My daughter passed away four years ago. My husband and I grieve so differently. I find it difficult to feel supported by him because I have always needed to talk about my grief while he rarely talks about his. When I cry, he doesn’t know what to say and doesn’t really offer the support I need and want. I attend support groups, bereavement camps, etc. alone because he won’t even consider joining me. He misses her so much, but I worry that he isn’t getting the support he needs. I also worry about us because we are handling this so differently. How can we move forward together while handling this so differently? Should I be concerned about the way he is grieving?
The tragic death of a child often reminds us of a basic truth: that just because we’ve had the same loss, we don’t necessarily have the same grief. Our grief is a function of who we lose, how and when we lose them… but also of our unique relationship to them, and our own particular ways of coping with adversity. Nowhere is this clearer than with many mothers and fathers mourning the loss of their child.
Although there are of course very great differences in grieving styles within genders, there are often subtle differences between them as well. Like you, many women (and plenty of us men) display our emotions readily and prefer to talk with others who we hope can hear what others cannot, with no press to offer simple solutions to complex problems. But many men (and women) tend to me more stoic and self-controlled, and orient to finding solutions as quickly as possible, especially when someone they care about is clearly distressed. When these two styles come together in the same couple, the result can be misunderstanding, and a kind of pursuer-distancer dynamic can worsen the pain of the shared loss.
So, what to do about this? One strategy is to put your husband’s coping in context. How has he dealt with other significant setbacks, stresses and losses in life? Is his response similar, but simply more intense, in the wake of your child’s death? How did the two of you coordinate or tolerate your coping at these other times, and how did it ultimately work out for you both? Sometimes complementary rather than similar styles serve a family well, letting one person attend to the emotional agenda of others (such as their other children or parents following the loss) while the other takes care of the practical necessities to keep life going.

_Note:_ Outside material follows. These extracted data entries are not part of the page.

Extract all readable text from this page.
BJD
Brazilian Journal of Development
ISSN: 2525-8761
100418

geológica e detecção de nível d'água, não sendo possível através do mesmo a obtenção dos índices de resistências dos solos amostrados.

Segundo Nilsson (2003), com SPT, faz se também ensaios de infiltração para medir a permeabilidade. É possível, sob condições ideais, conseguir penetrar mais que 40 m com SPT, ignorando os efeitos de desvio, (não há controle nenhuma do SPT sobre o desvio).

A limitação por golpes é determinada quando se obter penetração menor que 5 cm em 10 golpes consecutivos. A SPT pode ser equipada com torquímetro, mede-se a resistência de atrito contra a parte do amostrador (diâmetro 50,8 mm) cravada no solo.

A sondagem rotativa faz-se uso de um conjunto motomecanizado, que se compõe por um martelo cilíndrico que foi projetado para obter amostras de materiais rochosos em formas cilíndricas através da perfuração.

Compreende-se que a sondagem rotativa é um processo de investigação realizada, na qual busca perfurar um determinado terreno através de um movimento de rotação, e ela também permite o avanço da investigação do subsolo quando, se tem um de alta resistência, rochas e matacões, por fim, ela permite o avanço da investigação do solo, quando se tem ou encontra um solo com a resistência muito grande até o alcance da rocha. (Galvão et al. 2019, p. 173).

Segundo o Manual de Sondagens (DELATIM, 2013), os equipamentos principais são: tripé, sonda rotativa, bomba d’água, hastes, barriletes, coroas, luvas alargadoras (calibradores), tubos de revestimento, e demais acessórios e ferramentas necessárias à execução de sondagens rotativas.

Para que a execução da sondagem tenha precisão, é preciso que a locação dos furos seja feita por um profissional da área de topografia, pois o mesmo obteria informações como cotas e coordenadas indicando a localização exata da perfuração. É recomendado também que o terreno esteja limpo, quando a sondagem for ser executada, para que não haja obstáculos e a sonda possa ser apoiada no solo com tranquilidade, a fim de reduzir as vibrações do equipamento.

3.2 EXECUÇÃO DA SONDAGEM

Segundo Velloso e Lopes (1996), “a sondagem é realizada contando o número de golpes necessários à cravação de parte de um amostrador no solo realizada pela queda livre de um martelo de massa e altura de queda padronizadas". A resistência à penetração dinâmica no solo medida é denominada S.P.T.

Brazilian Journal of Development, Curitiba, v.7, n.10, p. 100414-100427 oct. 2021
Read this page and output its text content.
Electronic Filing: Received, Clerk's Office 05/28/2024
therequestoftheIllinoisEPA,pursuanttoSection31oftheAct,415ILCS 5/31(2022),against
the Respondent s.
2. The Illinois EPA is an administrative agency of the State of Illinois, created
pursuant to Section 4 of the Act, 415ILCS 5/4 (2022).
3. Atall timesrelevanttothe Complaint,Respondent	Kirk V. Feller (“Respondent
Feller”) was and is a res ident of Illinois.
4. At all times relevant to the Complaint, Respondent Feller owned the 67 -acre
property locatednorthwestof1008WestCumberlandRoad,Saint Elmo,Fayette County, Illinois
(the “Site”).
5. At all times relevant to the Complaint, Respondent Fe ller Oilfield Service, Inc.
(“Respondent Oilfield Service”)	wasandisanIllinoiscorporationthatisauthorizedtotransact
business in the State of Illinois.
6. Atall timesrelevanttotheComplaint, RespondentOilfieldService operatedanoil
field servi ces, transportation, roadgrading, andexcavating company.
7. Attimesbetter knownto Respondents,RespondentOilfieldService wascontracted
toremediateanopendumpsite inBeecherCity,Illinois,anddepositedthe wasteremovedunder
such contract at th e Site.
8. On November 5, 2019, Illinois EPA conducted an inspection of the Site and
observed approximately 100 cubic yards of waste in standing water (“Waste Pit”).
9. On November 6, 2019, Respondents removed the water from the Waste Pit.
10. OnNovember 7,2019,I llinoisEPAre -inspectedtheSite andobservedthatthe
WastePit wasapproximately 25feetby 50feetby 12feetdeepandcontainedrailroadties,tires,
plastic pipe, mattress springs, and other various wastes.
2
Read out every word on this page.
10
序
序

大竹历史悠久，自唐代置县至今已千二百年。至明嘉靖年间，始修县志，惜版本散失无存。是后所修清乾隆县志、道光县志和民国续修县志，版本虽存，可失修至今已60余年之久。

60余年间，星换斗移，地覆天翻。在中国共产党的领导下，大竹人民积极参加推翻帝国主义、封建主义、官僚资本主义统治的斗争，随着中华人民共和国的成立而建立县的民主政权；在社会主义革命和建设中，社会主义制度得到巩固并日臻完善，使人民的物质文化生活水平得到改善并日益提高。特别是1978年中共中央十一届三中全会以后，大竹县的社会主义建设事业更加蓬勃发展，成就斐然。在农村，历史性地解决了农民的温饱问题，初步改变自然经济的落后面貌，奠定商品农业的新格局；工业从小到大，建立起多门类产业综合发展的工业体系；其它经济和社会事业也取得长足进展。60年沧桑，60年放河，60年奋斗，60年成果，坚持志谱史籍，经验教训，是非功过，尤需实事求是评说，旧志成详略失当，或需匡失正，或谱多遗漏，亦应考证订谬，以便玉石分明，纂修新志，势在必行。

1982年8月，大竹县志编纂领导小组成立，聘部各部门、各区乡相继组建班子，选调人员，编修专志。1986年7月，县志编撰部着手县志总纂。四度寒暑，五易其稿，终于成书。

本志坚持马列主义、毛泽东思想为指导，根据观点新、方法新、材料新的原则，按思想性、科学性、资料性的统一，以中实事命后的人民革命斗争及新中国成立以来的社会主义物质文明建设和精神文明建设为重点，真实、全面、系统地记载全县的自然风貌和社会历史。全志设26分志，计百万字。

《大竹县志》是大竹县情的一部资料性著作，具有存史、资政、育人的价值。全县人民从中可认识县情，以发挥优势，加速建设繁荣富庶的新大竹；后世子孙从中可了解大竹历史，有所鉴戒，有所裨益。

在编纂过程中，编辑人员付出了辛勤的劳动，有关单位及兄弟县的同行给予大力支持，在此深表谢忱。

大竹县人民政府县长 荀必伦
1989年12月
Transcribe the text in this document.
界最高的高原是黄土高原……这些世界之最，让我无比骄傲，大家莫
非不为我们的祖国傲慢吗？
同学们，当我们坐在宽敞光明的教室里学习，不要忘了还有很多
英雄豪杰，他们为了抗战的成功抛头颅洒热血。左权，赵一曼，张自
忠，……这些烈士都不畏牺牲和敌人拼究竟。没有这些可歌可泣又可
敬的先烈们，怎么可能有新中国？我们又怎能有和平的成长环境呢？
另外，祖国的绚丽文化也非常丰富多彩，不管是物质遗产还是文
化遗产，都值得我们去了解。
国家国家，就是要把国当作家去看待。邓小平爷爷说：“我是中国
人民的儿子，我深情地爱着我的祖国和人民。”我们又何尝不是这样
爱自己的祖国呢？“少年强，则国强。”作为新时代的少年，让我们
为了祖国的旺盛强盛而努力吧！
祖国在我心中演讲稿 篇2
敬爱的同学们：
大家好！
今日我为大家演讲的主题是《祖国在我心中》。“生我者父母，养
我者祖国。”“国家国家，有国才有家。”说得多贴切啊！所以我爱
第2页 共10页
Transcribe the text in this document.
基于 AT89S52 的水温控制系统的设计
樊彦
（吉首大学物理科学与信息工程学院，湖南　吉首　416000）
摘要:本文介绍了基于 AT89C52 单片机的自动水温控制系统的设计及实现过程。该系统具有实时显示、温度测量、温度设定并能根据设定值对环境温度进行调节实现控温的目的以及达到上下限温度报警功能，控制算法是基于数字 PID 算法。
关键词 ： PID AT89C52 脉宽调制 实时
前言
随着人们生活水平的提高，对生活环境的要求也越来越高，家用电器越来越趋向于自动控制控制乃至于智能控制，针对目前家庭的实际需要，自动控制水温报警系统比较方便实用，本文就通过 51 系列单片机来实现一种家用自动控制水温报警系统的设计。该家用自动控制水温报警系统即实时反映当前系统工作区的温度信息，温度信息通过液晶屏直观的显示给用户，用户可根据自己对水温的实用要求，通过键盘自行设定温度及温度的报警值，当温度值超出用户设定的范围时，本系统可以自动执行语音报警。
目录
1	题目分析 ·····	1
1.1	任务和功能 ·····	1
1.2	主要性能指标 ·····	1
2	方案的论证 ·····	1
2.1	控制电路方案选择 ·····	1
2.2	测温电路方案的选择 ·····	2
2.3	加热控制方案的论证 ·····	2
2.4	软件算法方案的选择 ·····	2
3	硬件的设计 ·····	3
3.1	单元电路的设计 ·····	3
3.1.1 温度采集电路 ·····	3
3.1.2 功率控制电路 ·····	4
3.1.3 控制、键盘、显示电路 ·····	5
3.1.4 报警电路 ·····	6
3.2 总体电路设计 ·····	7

But sometimes the distance between partners can be anguishing. In such cases, my colleague, Laura Hinds, suggests that they find a “grief spot” in their home–perhaps a basket or box with two parts in the child’s bedroom or other private place–in which each person can, every day or two, leave a brief note or small gift for the other, in some way related to the loss. The offering need not be large to be big in its impact. For example, you might leave a short love note or description of how you are feeling for your husband, or the sort of small present that only you could give. He would then reciprocate with a note or offering to you. At least for the first few weeks, both partners would commit to check the “grief spot” at least every other day, and not to talk about what is left there. This code of silence is important, making the small exchanges “safe” (especially for your husband) and special–they are not merely more demands for conversation. This sort of exchange, practiced with love across the early months of grief, can gradually meld into greater closeness and perhaps more feeling-oriented conversation when the grief becomes more manageable.